Of all the countries in the region which have been devastated by the disater which struck on 26 December, Indonesia is the only country whose government will not allow unrestricted access to the suffering people. It still treats Aceh as a territory which must remain under tight control, regardless of the unimaginable sufferings of its people.

Following years of conflict and repression in Aceh, martial law was imposed in May 2003. This forced many local non-governmental organisations and activists to leave the region for fear of arrest or worse. During the past year more than two hundred activists have been tried in kangaroo courts, and are now serving long sentences in dozens of prisons across Java.

Many more were forced to leave their homeland and their loved ones, for fear of their lives.
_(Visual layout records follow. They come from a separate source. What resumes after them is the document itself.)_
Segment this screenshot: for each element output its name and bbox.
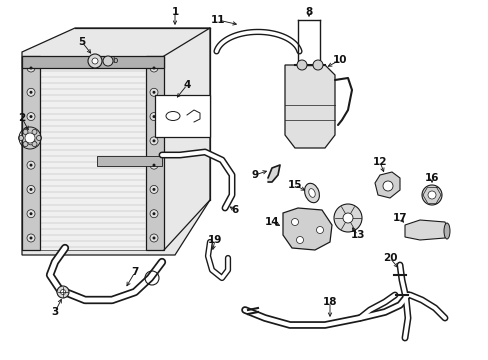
- Polygon shape: [267, 165, 280, 182]
- Circle shape: [29, 139, 32, 142]
- Text: 20: 20: [382, 253, 396, 263]
- Bar: [146, 56, 163, 250]
- Circle shape: [150, 185, 158, 193]
- Text: 14: 14: [264, 217, 279, 227]
- Text: 1: 1: [171, 7, 178, 17]
- Bar: [22, 56, 163, 68]
- Circle shape: [152, 237, 155, 239]
- Circle shape: [152, 164, 155, 167]
- Circle shape: [27, 210, 35, 218]
- Circle shape: [27, 161, 35, 169]
- Text: 9: 9: [251, 170, 258, 180]
- Circle shape: [150, 88, 158, 96]
- Circle shape: [150, 234, 158, 242]
- Circle shape: [312, 60, 323, 70]
- Circle shape: [29, 67, 32, 69]
- Circle shape: [152, 188, 155, 191]
- Text: 11: 11: [210, 15, 225, 25]
- Circle shape: [150, 137, 158, 145]
- Circle shape: [29, 91, 32, 94]
- Circle shape: [421, 185, 441, 205]
- Circle shape: [150, 161, 158, 169]
- Circle shape: [29, 164, 32, 167]
- Circle shape: [150, 210, 158, 218]
- Circle shape: [333, 204, 361, 232]
- Text: 3: 3: [51, 307, 59, 317]
- Circle shape: [92, 58, 98, 64]
- Circle shape: [37, 135, 41, 140]
- Circle shape: [32, 130, 37, 134]
- Circle shape: [103, 56, 113, 66]
- Text: 18: 18: [322, 297, 337, 307]
- Circle shape: [32, 141, 37, 147]
- Text: 10: 10: [332, 55, 346, 65]
- Bar: [22, 56, 40, 250]
- Text: 2: 2: [19, 113, 25, 123]
- Circle shape: [27, 185, 35, 193]
- Polygon shape: [374, 172, 399, 198]
- Text: 5: 5: [78, 37, 85, 47]
- Circle shape: [57, 286, 69, 298]
- Text: b: b: [112, 55, 118, 64]
- Circle shape: [316, 226, 323, 234]
- Circle shape: [29, 115, 32, 118]
- Circle shape: [291, 219, 298, 225]
- Circle shape: [427, 191, 435, 199]
- Circle shape: [296, 237, 303, 243]
- Circle shape: [23, 130, 28, 134]
- Circle shape: [27, 137, 35, 145]
- Circle shape: [152, 67, 155, 69]
- Circle shape: [23, 141, 28, 147]
- Circle shape: [19, 135, 23, 140]
- Bar: [155, 95, 209, 137]
- Circle shape: [61, 289, 65, 294]
- Circle shape: [29, 188, 32, 191]
- Circle shape: [29, 212, 32, 215]
- Circle shape: [152, 115, 155, 118]
- Polygon shape: [404, 220, 447, 240]
- Ellipse shape: [443, 223, 449, 239]
- Circle shape: [382, 181, 392, 191]
- Ellipse shape: [308, 189, 315, 197]
- Bar: [97, 156, 162, 166]
- Bar: [40, 56, 146, 250]
- Polygon shape: [283, 208, 331, 250]
- Text: 15: 15: [287, 180, 302, 190]
- Text: 16: 16: [424, 173, 438, 183]
- Circle shape: [27, 113, 35, 121]
- Circle shape: [27, 64, 35, 72]
- Text: 17: 17: [392, 213, 407, 223]
- Circle shape: [342, 213, 352, 223]
- Circle shape: [296, 60, 306, 70]
- Circle shape: [152, 212, 155, 215]
- Circle shape: [29, 237, 32, 239]
- Polygon shape: [285, 65, 334, 148]
- Text: 13: 13: [350, 230, 365, 240]
- Text: 12: 12: [372, 157, 386, 167]
- Text: 8: 8: [305, 7, 312, 17]
- Circle shape: [152, 91, 155, 94]
- Circle shape: [27, 234, 35, 242]
- Polygon shape: [22, 28, 209, 255]
- Circle shape: [150, 113, 158, 121]
- Circle shape: [88, 54, 102, 68]
- Circle shape: [150, 64, 158, 72]
- Text: 7: 7: [131, 267, 139, 277]
- Text: 6: 6: [231, 205, 238, 215]
- Circle shape: [27, 88, 35, 96]
- Text: 19: 19: [207, 235, 222, 245]
- Circle shape: [152, 139, 155, 142]
- Ellipse shape: [304, 183, 319, 203]
- Text: 4: 4: [183, 80, 190, 90]
- Circle shape: [25, 133, 35, 143]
A year later martial law was replaced by civil emergency status but this hardly differed from martial law: the military has continued to play a commanding role in Aceh.

Conflict has raged in Aceh since the 1970s with thousands of people killed, injured, imprisoned or raped, yet even as the true extent of the natural disaster which struck three days ago in still being calculated, the government in Jakarta insists on maintaining control over whose are allowed in. This means for instance that journalists who may wish to visit Aceh as one of the hardest-hit regions will not be allowed to visit the province because their intentions will be deemed to have nothing to do with humanitarian assistance.

Carmel Budiardjo of TAPOL said: "This is an outrageous decision by the Indonesian government and totally unforgivable under the present circumstances. It will continue to maintain a veil of secrecy over what has been happening in Aceh. It also makes it clear that as soon as the present emergency has passed, conditions in Aceh will return to a situation in which the Indonesian military can continue with their military operations, bringing yet more hardship. We call on organisations throughout the world to condemn this decision. Indonesia must lift all restrictions on access to Aceh," she said.